Roosevelt Brown

Football Player

Roosevelt Brown, 71, a perennial all-pro tackle for the New York Giants who was inducted into the Pro Football Hall of Fame, died June 9 at his home in Mansfield Township, N.J., of a heart attack.

Mr. Brown, a native of Charlottesville, was selected by the Giants as a 27th-round draft pick out of Morgan State in 1953. He started for 13 straight seasons at offensive left tackle for teams that included such future Hall of Fame players as Frank Gifford, Sam Huff, Andy Robustelli, Y.A. Tittle and Emlen Tunnell. He helped the Giants win the NFL title in 1956 and reach the championship game five other times.

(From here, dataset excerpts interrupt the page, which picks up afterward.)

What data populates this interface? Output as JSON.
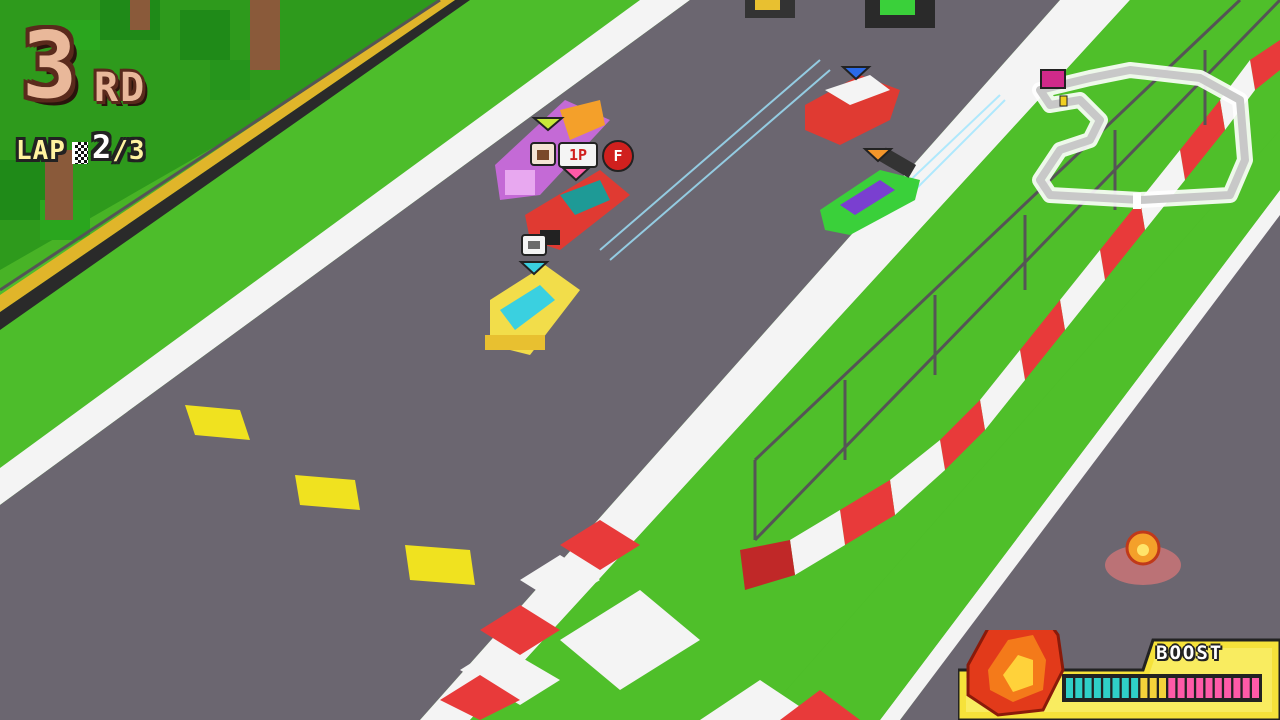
{
  "race": {
    "position": "3",
    "position_suffix": "RD",
    "lap_label": "LAP",
    "lap_current": "2",
    "lap_separator": "/",
    "lap_total": "3"
  },
  "markers": {
    "player_tag": "1P",
    "fire_badge": "F"
  },
  "boost": {
    "label": "BOOST",
    "segments_filled": 21,
    "segments_total": 21
  },
  "colors": {
    "grass": "#4fbf2a",
    "track": "#6b6670",
    "curb_red": "#e83a3a",
    "boost_bar": [
      "#2fd0c8",
      "#f4d23a",
      "#ff5aa8"
    ]
  }
}
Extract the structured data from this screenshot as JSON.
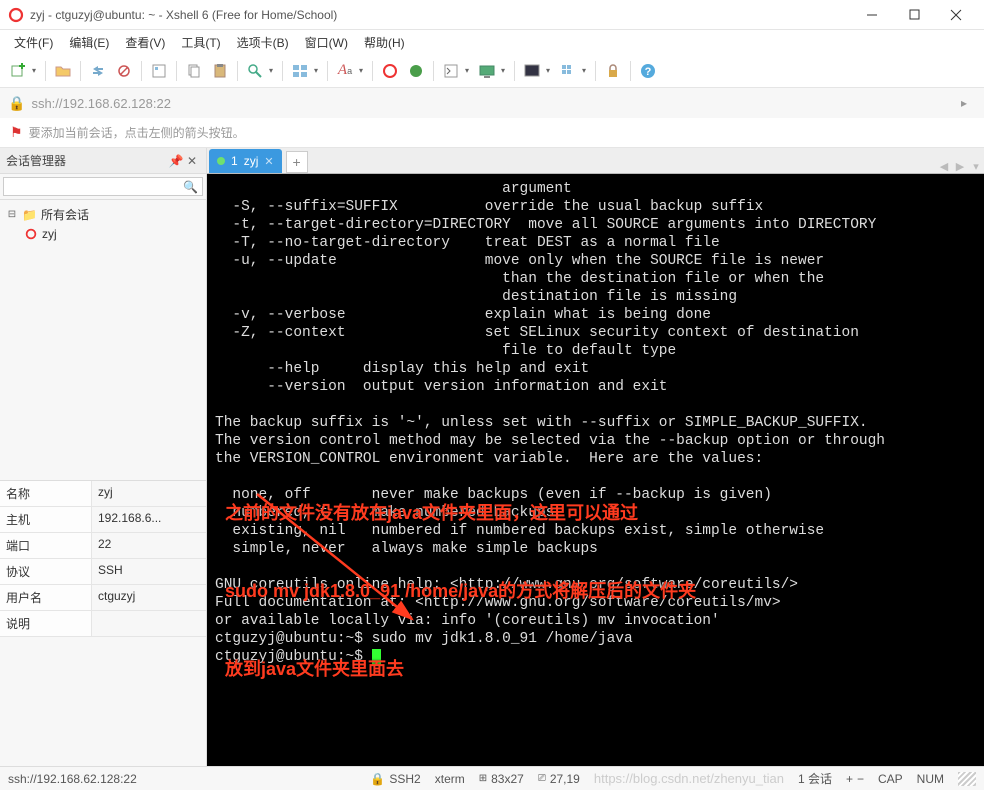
{
  "window": {
    "title": "zyj - ctguzyj@ubuntu: ~ - Xshell 6 (Free for Home/School)"
  },
  "menu": {
    "file": "文件(F)",
    "edit": "编辑(E)",
    "view": "查看(V)",
    "tools": "工具(T)",
    "tabs": "选项卡(B)",
    "window": "窗口(W)",
    "help": "帮助(H)"
  },
  "address": {
    "url": "ssh://192.168.62.128:22"
  },
  "hint": {
    "text": "要添加当前会话，点击左侧的箭头按钮。"
  },
  "sidebar": {
    "title": "会话管理器",
    "search_placeholder": "",
    "root": "所有会话",
    "items": [
      {
        "label": "zyj"
      }
    ]
  },
  "props": {
    "name_label": "名称",
    "name": "zyj",
    "host_label": "主机",
    "host": "192.168.6...",
    "port_label": "端口",
    "port": "22",
    "proto_label": "协议",
    "proto": "SSH",
    "user_label": "用户名",
    "user": "ctguzyj",
    "desc_label": "说明",
    "desc": ""
  },
  "tab": {
    "index": "1",
    "label": "zyj"
  },
  "terminal": {
    "content": "                                 argument\n  -S, --suffix=SUFFIX          override the usual backup suffix\n  -t, --target-directory=DIRECTORY  move all SOURCE arguments into DIRECTORY\n  -T, --no-target-directory    treat DEST as a normal file\n  -u, --update                 move only when the SOURCE file is newer\n                                 than the destination file or when the\n                                 destination file is missing\n  -v, --verbose                explain what is being done\n  -Z, --context                set SELinux security context of destination\n                                 file to default type\n      --help     display this help and exit\n      --version  output version information and exit\n\nThe backup suffix is '~', unless set with --suffix or SIMPLE_BACKUP_SUFFIX.\nThe version control method may be selected via the --backup option or through\nthe VERSION_CONTROL environment variable.  Here are the values:\n\n  none, off       never make backups (even if --backup is given)\n  numbered, t     make numbered backups\n  existing, nil   numbered if numbered backups exist, simple otherwise\n  simple, never   always make simple backups\n\nGNU coreutils online help: <http://www.gnu.org/software/coreutils/>\nFull documentation at: <http://www.gnu.org/software/coreutils/mv>\nor available locally via: info '(coreutils) mv invocation'\nctguzyj@ubuntu:~$ sudo mv jdk1.8.0_91 /home/java\nctguzyj@ubuntu:~$ "
  },
  "annotation": {
    "line1": "之前的文件没有放在java文件夹里面，这里可以通过",
    "line2": "sudo mv jdk1.8.0_91 /home/java的方式将解压后的文件夹",
    "line3": "放到java文件夹里面去"
  },
  "status": {
    "conn": "ssh://192.168.62.128:22",
    "ssh": "SSH2",
    "term": "xterm",
    "size": "83x27",
    "pos": "27,19",
    "sess_label": "1 会话",
    "cap": "CAP",
    "num": "NUM",
    "watermark": "https://blog.csdn.net/zhenyu_tian"
  }
}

Mr. Brown was small by modern standards, weighing 255 pounds, but was known for his speed and athleticism. He was voted to the all-NFL team for eight consecutive seasons and selected to nine Pro Bowls. In 1956, he was named the league's lineman of the year. He was voted into the Hall of Fame in 1975 and was named to the NFL's 75th anniversary team in 2000. After retiring, he served as the team's assistant offensive line coach and later joined the scouting department.

Egon von Furstenberg

Fashion Designer

Egon von Furstenberg, 57, an aristocrat and eccentric designer known as the "prince of high fashion," died June 11 in a hospital in Rome. The cause of death was not released.

Mr. von Furstenberg, who was born in Switzerland, was descended from a noble German family, and his mother was an Agnelli, the Italian family that controls Fiat. He married the Belgian-born fashion designer Diane von Furstenberg in 1969, but they divorced soon after a son and daughter were born.

He seemed destined to a career in banking, but he decided to follow his passion in fashion, with some of his friends from high society eventually becoming his clients. His start in the clothing business was much more prosaic, beginning as a buyer for Macy's department store in the early 1970s. Early in his career, he designed clothes for large-size women. In Rome, he lived in a Renaissance palace near the Pantheon.